Parties may divorce after 2 years if they have not lived together as a couple for that period of time and both agree that the marriage has completely (‘irretrievably’) broken down. Parties may divorce after 5 years without the consent of the other if they have not cohabited during that time. Divorce may also be pursued upon the basis of ‘desertion.’ Parties must have been married to each other for at least a year before they may be divorced, which means – as a matter of logic – that partners who wish to divorce after that time but before the second anniversary of their marriage must either prove adultery or unreasonable behaviour. Any desertion must endure for at least 2 years. Adultery is easily defined as sexual intercourse with anyone apart from your lawful spouse. Curiously adultery can only be committed with a member of the opposite sex. Same-sex etra-maritial sexual relations are considered in law to be unreasonable behaviour.

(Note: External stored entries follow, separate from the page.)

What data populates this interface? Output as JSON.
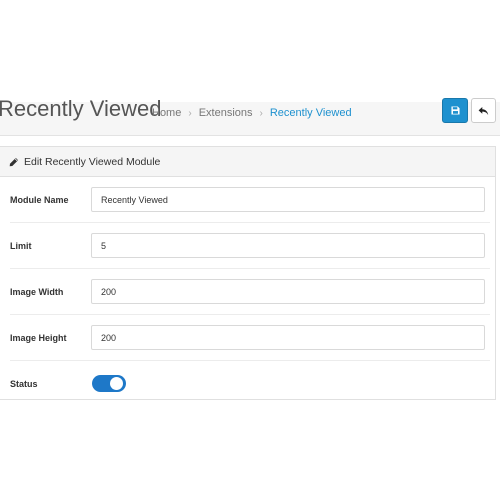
{
  "header": {
    "title": "Recently Viewed",
    "breadcrumb": [
      {
        "label": "Home"
      },
      {
        "label": "Extensions"
      },
      {
        "label": "Recently Viewed"
      }
    ],
    "save_icon": "floppy-disk-icon",
    "back_icon": "reply-arrow-icon"
  },
  "panel": {
    "title": "Edit Recently Viewed Module",
    "title_icon": "pencil-icon"
  },
  "form": {
    "module_name": {
      "label": "Module Name",
      "value": "Recently Viewed"
    },
    "limit": {
      "label": "Limit",
      "value": "5"
    },
    "image_width": {
      "label": "Image Width",
      "value": "200"
    },
    "image_height": {
      "label": "Image Height",
      "value": "200"
    },
    "status": {
      "label": "Status",
      "enabled": true
    }
  },
  "colors": {
    "accent": "#1e91cf",
    "toggle_on": "#1e78c8"
  }
}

Unreasonable behaviour is any act or series of acts which cannot reasonably be expected to be tolerated. Whilst it is not necessary to set out every possible allegation of unreasonable behaviour it would be prudent to include allegations that are sufficiently serious or sufficiently numerous (say 4 or 5) so as to satisfy the court that the legal test has been met. However even ‘anaemic allegations’ may be sufficient if both parties have in effect agreed that the marriage has irretrievably broken down. Specific examples of unreasonable behaviour are often agreed between divorcing couples, but it would be wise to seek professional advice before agreeing to water down a true allegation simply on the basis that offence may be caused.